American navigation satellite used for GPS

USA-192, also known as GPS IIR-16(M), GPS IIRM-3 and GPS SVN-58, is an American navigation satellite which forms part of the Global Positioning System. It was the third of eight Block IIRM satellites to be launched, and the sixteenth of twenty one Block IIR satellites overall. It was built by Lockheed Martin, using the AS-4000 satellite bus.

USA-192 was launched at 19:12:00 UTC on 17 November 2006, atop a Delta II carrier rocket, flight number D321, flying in the 7925-9.5 configuration. The launch took place from Space Launch Complex 17A at the Cape Canaveral Air Force Station, and placed USA-192 into a transfer orbit. The satellite raised itself into medium Earth orbit using a Star-37FM apogee motor.
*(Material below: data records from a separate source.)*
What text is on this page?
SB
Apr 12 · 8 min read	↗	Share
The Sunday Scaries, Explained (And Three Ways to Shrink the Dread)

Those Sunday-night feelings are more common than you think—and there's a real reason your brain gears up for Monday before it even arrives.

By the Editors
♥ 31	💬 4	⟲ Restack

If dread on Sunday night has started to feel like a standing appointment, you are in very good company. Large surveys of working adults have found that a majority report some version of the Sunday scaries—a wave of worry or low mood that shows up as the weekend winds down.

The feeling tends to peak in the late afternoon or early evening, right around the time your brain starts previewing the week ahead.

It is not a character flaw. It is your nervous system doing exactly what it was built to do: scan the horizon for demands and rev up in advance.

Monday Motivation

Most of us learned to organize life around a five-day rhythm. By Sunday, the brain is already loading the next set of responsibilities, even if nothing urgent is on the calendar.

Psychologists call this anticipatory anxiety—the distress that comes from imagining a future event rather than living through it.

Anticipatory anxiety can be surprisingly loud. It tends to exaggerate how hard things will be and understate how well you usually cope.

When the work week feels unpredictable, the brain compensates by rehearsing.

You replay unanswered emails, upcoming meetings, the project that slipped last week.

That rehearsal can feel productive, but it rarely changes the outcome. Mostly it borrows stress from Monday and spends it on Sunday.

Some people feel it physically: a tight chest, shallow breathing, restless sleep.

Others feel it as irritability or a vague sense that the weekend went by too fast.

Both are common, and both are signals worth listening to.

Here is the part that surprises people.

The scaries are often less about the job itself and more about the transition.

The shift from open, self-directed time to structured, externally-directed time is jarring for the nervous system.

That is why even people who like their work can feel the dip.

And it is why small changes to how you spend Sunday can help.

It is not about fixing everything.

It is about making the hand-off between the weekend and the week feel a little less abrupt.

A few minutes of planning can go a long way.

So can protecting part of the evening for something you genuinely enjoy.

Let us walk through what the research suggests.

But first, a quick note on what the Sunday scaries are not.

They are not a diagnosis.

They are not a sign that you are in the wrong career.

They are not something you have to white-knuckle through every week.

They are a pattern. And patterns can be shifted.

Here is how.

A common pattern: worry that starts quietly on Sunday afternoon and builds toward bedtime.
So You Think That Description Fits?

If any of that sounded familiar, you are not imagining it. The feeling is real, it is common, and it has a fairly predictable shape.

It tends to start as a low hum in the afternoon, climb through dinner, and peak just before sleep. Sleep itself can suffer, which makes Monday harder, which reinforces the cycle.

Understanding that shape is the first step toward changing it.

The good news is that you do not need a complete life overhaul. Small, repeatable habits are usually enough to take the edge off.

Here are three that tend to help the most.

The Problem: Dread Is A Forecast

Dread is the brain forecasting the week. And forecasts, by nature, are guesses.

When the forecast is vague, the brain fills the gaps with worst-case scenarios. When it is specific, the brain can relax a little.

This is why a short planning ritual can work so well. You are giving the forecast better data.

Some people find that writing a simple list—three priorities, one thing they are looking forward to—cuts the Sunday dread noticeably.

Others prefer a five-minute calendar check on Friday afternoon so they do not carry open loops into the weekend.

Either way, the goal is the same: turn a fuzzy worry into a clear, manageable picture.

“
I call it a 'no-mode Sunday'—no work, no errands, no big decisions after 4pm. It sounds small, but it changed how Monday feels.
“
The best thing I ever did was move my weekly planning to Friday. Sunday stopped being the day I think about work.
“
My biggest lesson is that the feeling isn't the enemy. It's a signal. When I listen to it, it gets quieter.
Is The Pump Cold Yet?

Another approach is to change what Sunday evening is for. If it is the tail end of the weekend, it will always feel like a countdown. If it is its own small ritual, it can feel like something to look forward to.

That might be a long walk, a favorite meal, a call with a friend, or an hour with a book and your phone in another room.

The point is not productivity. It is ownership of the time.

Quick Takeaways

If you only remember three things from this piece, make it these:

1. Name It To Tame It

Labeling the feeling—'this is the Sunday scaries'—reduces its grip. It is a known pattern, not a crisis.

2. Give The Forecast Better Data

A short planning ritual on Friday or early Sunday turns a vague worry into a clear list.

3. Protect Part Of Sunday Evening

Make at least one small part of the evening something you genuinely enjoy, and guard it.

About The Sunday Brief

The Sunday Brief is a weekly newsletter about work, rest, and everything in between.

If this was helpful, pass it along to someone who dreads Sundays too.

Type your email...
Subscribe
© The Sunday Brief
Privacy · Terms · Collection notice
By 17 January 2007, USA-192 was in an orbit with a perigee of 20087 km, an apogee of 20277 km, a period of 717.96 minutes, and 55 degrees of inclination to the equator. It is used to broadcast the PRN 12 signal, and operates in slot 4 of plane B of the GPS constellation. The satellite has a mass of 2032 kg, and a design life of 10 years. As of 2019 it remains in service.